Bitwise research suggests that the bitcoin market has significantly matured over the period. First of all, pointing to a downward trend in the average deviation of bitcoin’s price on its 10 reference exchanges from the consolidated price in the broader market, research claims that the quality of the bitcoin spot market has improved.

The Aggregate Average Deviation of Bitcoin's Price from Consolidated Price

According to the chart, the price of bitcoin on the 10 exchanges deviated by as much as 0.25% to 0.4% between January and March 2018. The trend, however, levels out as of April 2018. Bitwise suggests that this trend shows the growing competitiveness of bitcoin arbitraging.
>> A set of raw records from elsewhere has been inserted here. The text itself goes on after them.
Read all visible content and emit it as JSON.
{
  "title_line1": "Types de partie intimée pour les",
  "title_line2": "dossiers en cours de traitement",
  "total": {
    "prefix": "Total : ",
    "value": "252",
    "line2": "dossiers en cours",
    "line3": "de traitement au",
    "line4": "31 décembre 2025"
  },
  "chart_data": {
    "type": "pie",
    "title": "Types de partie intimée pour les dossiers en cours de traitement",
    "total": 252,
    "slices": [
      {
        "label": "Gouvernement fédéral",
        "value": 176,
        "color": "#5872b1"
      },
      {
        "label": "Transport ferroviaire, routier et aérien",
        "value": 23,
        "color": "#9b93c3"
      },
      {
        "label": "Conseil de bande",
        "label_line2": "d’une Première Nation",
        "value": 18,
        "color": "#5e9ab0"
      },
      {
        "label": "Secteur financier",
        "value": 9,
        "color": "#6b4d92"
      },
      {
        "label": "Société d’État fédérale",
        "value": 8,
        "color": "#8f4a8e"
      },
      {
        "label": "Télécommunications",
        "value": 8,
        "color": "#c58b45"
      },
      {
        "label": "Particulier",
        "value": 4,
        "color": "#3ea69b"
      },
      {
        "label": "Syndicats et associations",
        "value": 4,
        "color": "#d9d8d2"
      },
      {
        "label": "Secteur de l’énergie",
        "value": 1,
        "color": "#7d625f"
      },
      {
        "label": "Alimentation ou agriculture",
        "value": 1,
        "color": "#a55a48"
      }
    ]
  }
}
Also, the introduction of bitcoin futures in December 2017 has attracted bigger traditional market players to the crypto space and has so far made the market more organized, according to Bitwise. The cryptocurrency space has seen the entrance of one of the world’s largest asset managers, Fidelity Investments, which has built a custodianship solution.

Algorithmic market makers including Jane Street, which traded more than $8 trillion across all financial products in 2018, also started offering bitcoin trading in 2018. Other large algorithmic market makers that have entered the space include Susquehanna International Group, FlowTraders and Jump Trading LCC.

These developments, according to Bitwise, have allowed the bitcoin market to sizeably grow in efficiency. The paper points at trends on how deviations in price are being rapidly wiped off the market as proof that institutional-grade tools are being deployed.

Nail-biting moments in anticipation of Bitwise ETF ruling

Bitwise is currently awaiting a decision to be made on its ETF filing with the SEC. With this report, the crypto asset manager aims to alleviate the SEC’s fears and show the commission that the market has matured to a level where it can sustain an ETF product.

When the SEC rejected an ETF application by the Winklevoss brothers last year, it expressed concerns that regulated derivatives markets such as the bitcoin futures market are small relative to the spot market. In turn, this would make it difficult to see through the unregulated, and possibly fraudulent, nature of the bitcoin market.

By showing that the spot market is significantly smaller than often reported, Bitwise pointed out that the size of the bitcoin futures market is almost as large as the bitcoin spot market. Through this, the fund manager hopes to persuade the SEC to finally ease up on its concerns regarding cryptocurrencies.